Raimunda já teve passagem direta pela política. Ela trabalhou na Assembleia Legislativa do Rio e depois foi nomeada no gabinete de Flávio Bolsonaro, quando ele ainda era deputado estadual. O salário na época girava em torno de R$ 6,5 mil. Ela deixou o cargo em 2018, justamente quando começaram a surgir denúncias sobre o esquema das “rachadinhas”.
Nesse mesmo caso, outro nome explosivo aparece: Fabrício Queiroz, apontado como operador do esquema. Segundo o Ministério Público, tanto Raimunda quanto a ex-mulher de Adriano, Danielle Mendonça da Costa da Nóbrega, teriam repassado cerca de 20% dos salários que recebiam no gabinete.

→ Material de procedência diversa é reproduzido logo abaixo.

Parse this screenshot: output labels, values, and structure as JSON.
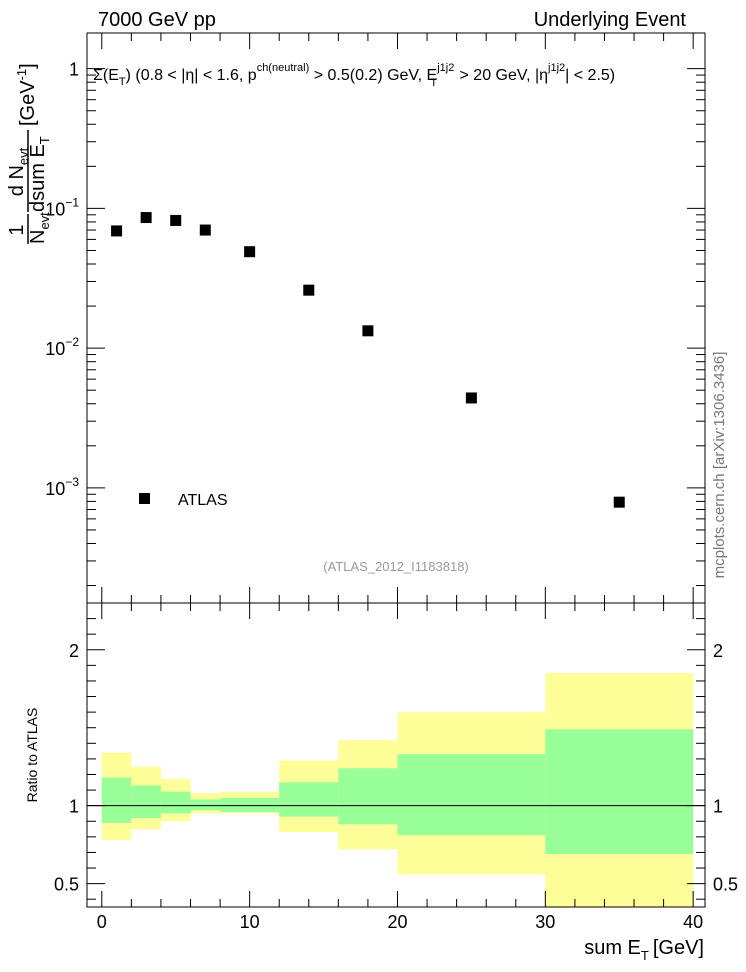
{
  "header": {
    "energy_label": "7000 GeV pp",
    "process_label": "Underlying Event"
  },
  "side_label": "mcplots.cern.ch [arXiv:1306.3436]",
  "chart_data": [
    {
      "type": "scatter",
      "panel": "main",
      "title": {
        "sigma": "Σ",
        "open": "(E",
        "sub1": "T",
        "mid1": ") (0.8 < |η| < 1.6, p",
        "sup1": "ch(neutral)",
        "mid2": " > 0.5(0.2) GeV, E",
        "sup2": "j1j2",
        "sub2": "T",
        "mid3": " > 20 GeV, |η",
        "sup3": "j1j2",
        "end": "| < 2.5)"
      },
      "ylabel": {
        "one": "1",
        "nevt": "N",
        "nevt_sub": "evt",
        "dN": "d N",
        "dN_sub": "evt",
        "dsum": "dsum E",
        "dsum_sub": "T",
        "unit_open": "[GeV",
        "unit_sup": "-1",
        "unit_close": "]"
      },
      "yscale": "log",
      "ylim": [
        0.00015,
        1.8
      ],
      "ytick_labels": [
        {
          "base": "1",
          "exp": ""
        },
        {
          "base": "10",
          "exp": "−1"
        },
        {
          "base": "10",
          "exp": "−2"
        },
        {
          "base": "10",
          "exp": "−3"
        }
      ],
      "series": [
        {
          "name": "ATLAS",
          "marker": "square",
          "x": [
            1,
            3,
            5,
            7,
            10,
            14,
            18,
            25,
            35
          ],
          "y": [
            0.069,
            0.086,
            0.082,
            0.07,
            0.049,
            0.026,
            0.0133,
            0.0044,
            0.00079
          ]
        }
      ],
      "legend": {
        "label": "ATLAS",
        "placement": "bottom-left"
      },
      "annotation": "(ATLAS_2012_I1183818)"
    },
    {
      "type": "area",
      "panel": "ratio",
      "ylabel": "Ratio to ATLAS",
      "xlabel": "sum E",
      "xlabel_sub": "T",
      "xlabel_unit": "[GeV]",
      "xlim": [
        -1,
        40.8
      ],
      "ylim": [
        0.35,
        2.3
      ],
      "x_ticks": [
        "0",
        "10",
        "20",
        "30",
        "40"
      ],
      "y_ticks": [
        "0.5",
        "1",
        "2"
      ],
      "reference_line": 1,
      "bands": {
        "edges": [
          0,
          2,
          4,
          6,
          8,
          12,
          16,
          20,
          30,
          40
        ],
        "inner_upper": [
          1.18,
          1.13,
          1.09,
          1.04,
          1.05,
          1.15,
          1.24,
          1.33,
          1.49
        ],
        "inner_lower": [
          0.89,
          0.92,
          0.95,
          0.97,
          0.96,
          0.93,
          0.88,
          0.81,
          0.69
        ],
        "outer_upper": [
          1.34,
          1.25,
          1.17,
          1.08,
          1.09,
          1.29,
          1.42,
          1.6,
          1.85
        ],
        "outer_lower": [
          0.78,
          0.85,
          0.9,
          0.95,
          0.95,
          0.83,
          0.72,
          0.56,
          0.35
        ],
        "inner_color": "#99ff99",
        "outer_color": "#ffff99"
      }
    }
  ]
}
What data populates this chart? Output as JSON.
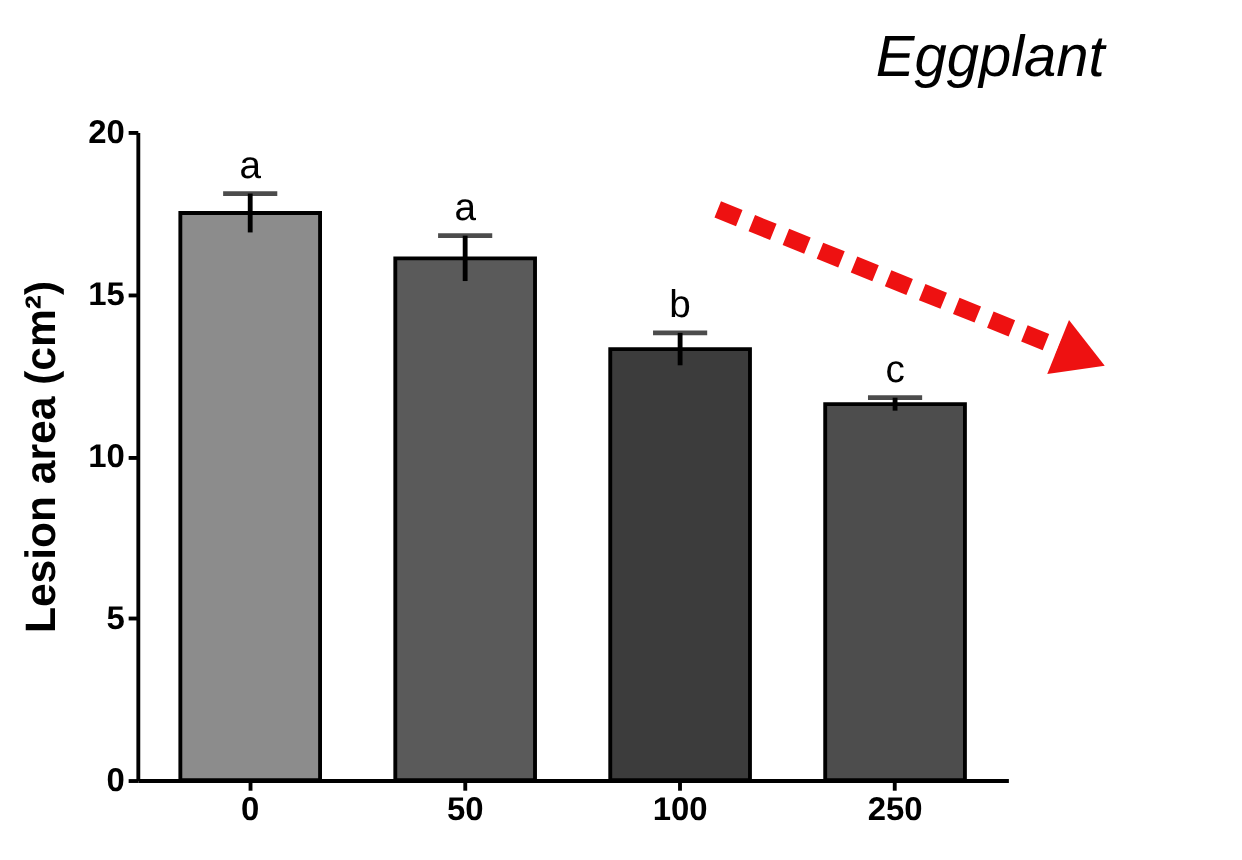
{
  "chart_data": {
    "type": "bar",
    "title": "Eggplant",
    "ylabel": "Lesion area (cm²)",
    "categories": [
      "0",
      "50",
      "100",
      "250"
    ],
    "values": [
      17.5,
      16.1,
      13.3,
      11.6
    ],
    "errors": [
      0.6,
      0.7,
      0.5,
      0.2
    ],
    "colors": [
      "#8c8c8c",
      "#5a5a5a",
      "#3c3c3c",
      "#4d4d4d"
    ],
    "ylim": [
      0,
      20
    ],
    "yticks": [
      0,
      5,
      10,
      15,
      20
    ],
    "grid": false,
    "legend": false,
    "annotations": [
      {
        "text": "a",
        "x": "0",
        "y": 18.1
      },
      {
        "text": "a",
        "x": "50",
        "y": 16.8
      },
      {
        "text": "b",
        "x": "100",
        "y": 13.8
      },
      {
        "text": "c",
        "x": "250",
        "y": 11.8
      }
    ]
  }
}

Apesar da gravidade, o caso das rachadinhas acabou sendo arquivado em 2021 após decisões do Superior Tribunal de Justiça e do Supremo Tribunal Federal que anularam provas por questões processuais. Ou seja, o mérito das acusações nunca chegou a ser julgado.
Outro ponto que chama atenção é a proximidade entre Adriano e Flávio Bolsonaro no passado. O miliciano chegou a receber homenagens oficiais do então deputado, incluindo elogios públicos e até a medalha Tiradentes, uma das principais honrarias do estado.
A nova ofensiva do Ministério Público faz parte da chamada Operação Legado, que já denunciou ao todo 19 pessoas. A investigação também cita o deputado Juninho do Pneu, que teria comprado bens ligados ao grupo criminoso avaliados em milhões.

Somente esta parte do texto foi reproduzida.